No answer; but without waiting Wolfe went on: "Miss Fiore, I would like to make you understand this. My last question had nothing whatsoever to do with a golf club or with Carlo Maffei. Don't you see that? So if you have decided to reply nothing but 'Yes, sir,' to anything I may ask about Carlo Maffei that will be all right. You have an absolute right to do that because that is what you decided to do. But if I ask you about other things you have no right to say 'Yes, sir,' then, because that is not what you decided to do. About other things you should talk just as anyone would. So, when you decided to say nothing but 'Yes, sir,' to me was it on account of anything that Carlo Maffei had done?"

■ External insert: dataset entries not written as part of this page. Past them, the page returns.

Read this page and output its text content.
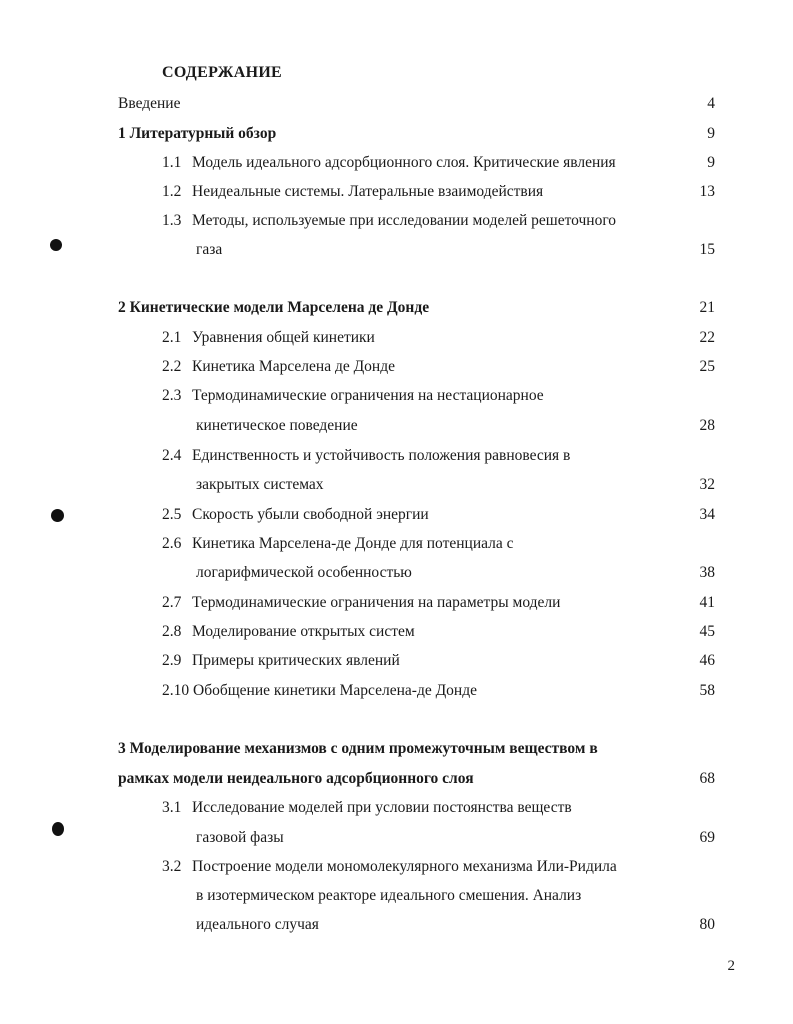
СОДЕРЖАНИЕ
Введение	4
1 Литературный обзор	9
1.1 Модель идеального адсорбционного слоя. Критические явления	9
1.2 Неидеальные системы. Латеральные взаимодействия	13
1.3 Методы, используемые при исследовании моделей решеточного
газа	15
2 Кинетические модели Марселена де Донде	21
2.1 Уравнения общей кинетики	22
2.2 Кинетика Марселена де Донде	25
2.3 Термодинамические ограничения на нестационарное
кинетическое поведение	28
2.4 Единственность и устойчивость положения равновесия в
закрытых системах	32
2.5 Скорость убыли свободной энергии	34
2.6 Кинетика Марселена-де Донде для потенциала с
логарифмической особенностью	38
2.7 Термодинамические ограничения на параметры модели	41
2.8 Моделирование открытых систем	45
2.9 Примеры критических явлений	46
2.10 Обобщение кинетики Марселена-де Донде	58
3 Моделирование механизмов с одним промежуточным веществом в
рамках модели неидеального адсорбционного слоя	68
3.1 Исследование моделей при условии постоянства веществ
газовой фазы	69
3.2 Построение модели мономолекулярного механизма Или-Ридила
в изотермическом реакторе идеального смешения. Анализ
идеального случая	80
2
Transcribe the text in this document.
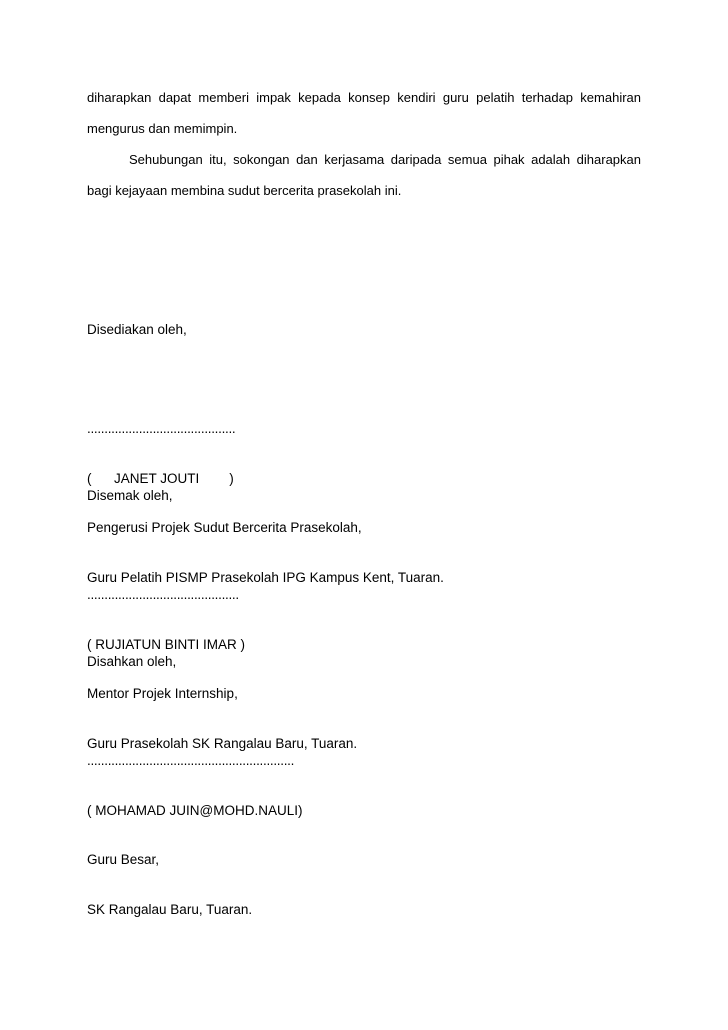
diharapkan dapat memberi impak kepada konsep kendiri guru pelatih terhadap kemahiran mengurus dan memimpin.
Sehubungan itu, sokongan dan kerjasama daripada semua pihak adalah diharapkan bagi kejayaan membina sudut bercerita prasekolah ini.

Disediakan oleh,

...........................................

(      JANET JOUTI        )

Pengerusi Projek Sudut Bercerita Prasekolah,

Guru Pelatih PISMP Prasekolah IPG Kampus Kent, Tuaran.

Disemak oleh,

............................................

( RUJIATUN BINTI IMAR )

Mentor Projek Internship,

Guru Prasekolah SK Rangalau Baru, Tuaran.

Disahkan oleh,

............................................................

( MOHAMAD JUIN@MOHD.NAULI)

Guru Besar,

SK Rangalau Baru, Tuaran.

Anna was looking hard at him, right at his eye. It was clear that she wasn't suspecting him or fighting against him, she was merely trying to understand him. She looked and he looked back. After a minute of that she said: "No, sir."

"Ah! Good. It was not on account of anything he had done. Then it had nothing to do with him, so it is all right for you to tell me anything about it that I may ask. You see that of course. If you have decided to tell me nothing of Carlo Maffei I won't ask you. But this other business. Did you decide to say 'Yes, sir,' to Mr. O'Grady, the man that came and asked you question yesterday morning?"

"Yes, sir."

"Why did you do that?"

She frowned, but said, "Because something happened."

"Good. What happened?"

She shook her head.

"Come, Miss Fiore." Wolfe was quiet. "There is no reason on earth why you shouldn't tell me."

She turned her head to look at me, and then back at him again. After a moment she said, "I'll tell Mr. Archie."

"Good. Tell Mr. Archie."

She spoke to me. "I got a letter."

Wolfe shot a glance at me and I took it up. "You got a letter yesterday?"

She nodded. "Yesterday morning."

"Who was it from?"

"I don't know. There was no name, it was on typewriter, and on the envelope it said only Anna and the address, not the rest of my name. Mrs. Ricci gets the mail from the box and she brought it to me but I didn't want to open it where she was because I never get a letter. I went downstairs where I sleep and opened it."

"What did it say?"

She looked at me a moment without replying, and then suddenly she smiled, a funny smile that made me feel queer so that it wasn't easy to look at her. But I kept my eyes on hers. Then she said, "I'll show you what was in it, Mr. Archie," and reached down and pulled her skirt up above her knee, shoved her hand down inside of her stocking, and brought it out again with something in it. I stared as she unrolled five twenty-dollar bills and spread them out for me to see.